For debug, I've printed out info as such:
col position position + length
date_list[position:position+length] before insertion()
date_list[position:position+length] after insertion()
Here is what the console gives me:
2 0 6
2 0 7
[[1, 2, 1991], [2, 1, 1991], [3, 4, 1992], [4, 5, 1992], [5, 6, 1993], [8, 5, 1993]]

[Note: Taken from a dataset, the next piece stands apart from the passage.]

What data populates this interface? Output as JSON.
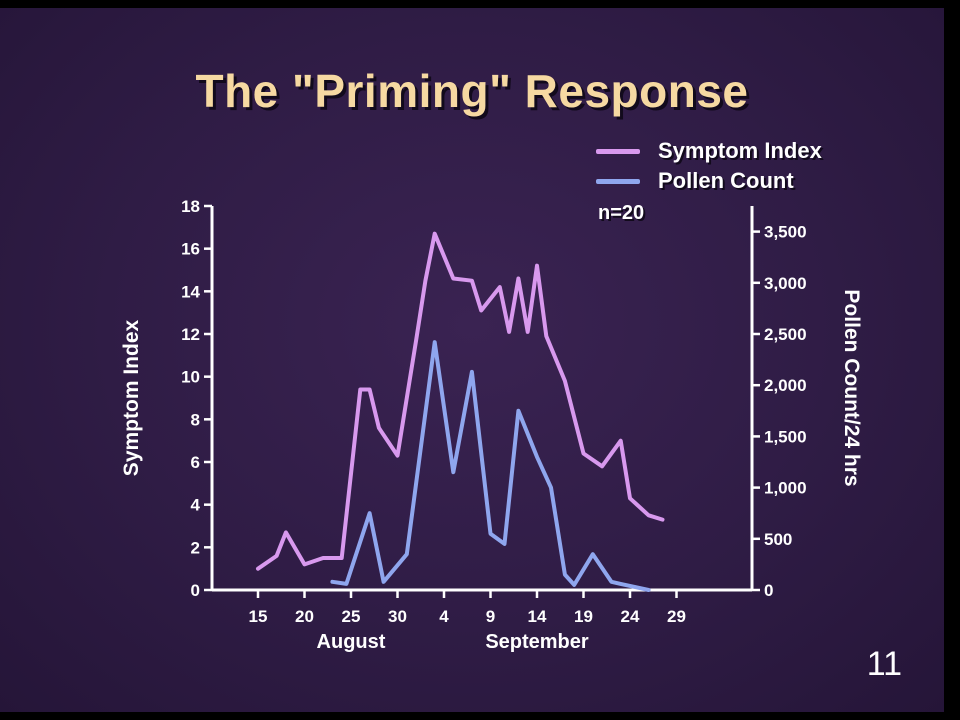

[[1, 2, 1991], [2, 1, 1991], [3, 4, 1992], [4, 5, 1992], [5, 6, 1993], [8, 5, 1993]]
1 0 7
[[1, 2, 1991], [2, 1, 1991], [3, 4, 1992], [4, 5, 1992], [5, 6, 1993], [8, 5, 1993]]
[[2, 1, 1991], [1, 2, 1991], [3, 4, 1992], [4, 5, 1992], [8, 5, 1993], [5, 6, 1993]]
0 0 7
[[2, 1, 1991], [1, 2, 1991], [3, 4, 1992], [4, 5, 1992], [8, 5, 1993], [5, 6, 1993]]

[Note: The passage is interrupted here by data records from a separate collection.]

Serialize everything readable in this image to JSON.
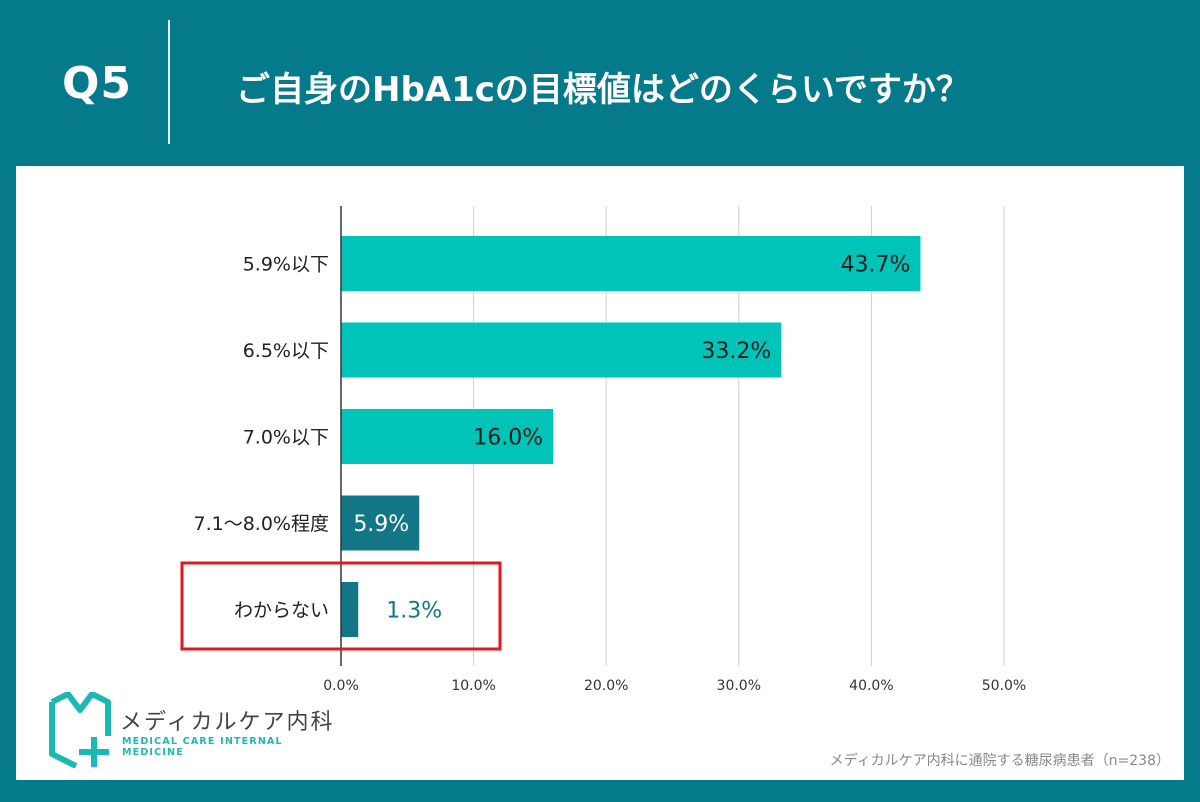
{
  "header": {
    "question_number": "Q5",
    "question_title": "ご自身のHbA1cの目標値はどのくらいですか？"
  },
  "brand": {
    "name": "メディカルケア内科",
    "subtitle": "MEDICAL CARE INTERNAL MEDICINE",
    "logo_icon": "medical-care-logo-icon"
  },
  "footnote": "メディカルケア内科に通院する糖尿病患者（n=238）",
  "colors": {
    "background": "#047a8a",
    "bar_light": "#00c4b8",
    "bar_dark": "#137686",
    "highlight_border": "#e0191f"
  },
  "chart_data": {
    "type": "bar",
    "orientation": "horizontal",
    "categories": [
      "5.9%以下",
      "6.5%以下",
      "7.0%以下",
      "7.1〜8.0%程度",
      "わからない"
    ],
    "values": [
      43.7,
      33.2,
      16.0,
      5.9,
      1.3
    ],
    "data_labels": [
      "43.7%",
      "33.2%",
      "16.0%",
      "5.9%",
      "1.3%"
    ],
    "bar_colors": [
      "#00c4b8",
      "#00c4b8",
      "#00c4b8",
      "#137686",
      "#137686"
    ],
    "xlim": [
      0,
      50
    ],
    "x_ticks": [
      0,
      10,
      20,
      30,
      40,
      50
    ],
    "x_tick_labels": [
      "0.0%",
      "10.0%",
      "20.0%",
      "30.0%",
      "40.0%",
      "50.0%"
    ],
    "grid": true,
    "highlighted_category": "わからない"
  }
}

[[1, 2, 1991], [2, 1, 1991], [3, 4, 1992], [4, 5, 1992], [5, 6, 1993], [8, 5, 1993]]
0 7 8
[]
[]
0 8 9
[]
[]
0 9 10
[]
[]
0 10 11
[]
[]
0 11 12
Any help is greatly appreciated!
Just write a simple sort algorithm and a compare function, such as this:
date_list = [[1,2,1991],[2,1,1991],[3,4,1992],[5,6,1993],[4,5,1992],[8,5,1993]]
# first compare years, if equal compare months, if equal compare days
def compare(date1,date2):
if date1[2] != date2[2]:
return date1[2]<date2[2]
if date1[1] != date2[1]:
return date1[1]<date2[1]
return date1[0] < date2[0]
for i in range(len(date_list)):
for j in range(i+1,len(date_list)):
if not compare(date_list[i],date_list[j]):
date_list[i],date_list[j] = date_list[j],date_list[i]
print date_list
The time complexity is O(n^2) but you can improve it by using a more efficient sort algorithm.
If you convert it to YYYYMMDD string format you can easily sort it. Try to sort string concatinated data instead of spiting it to 3 part.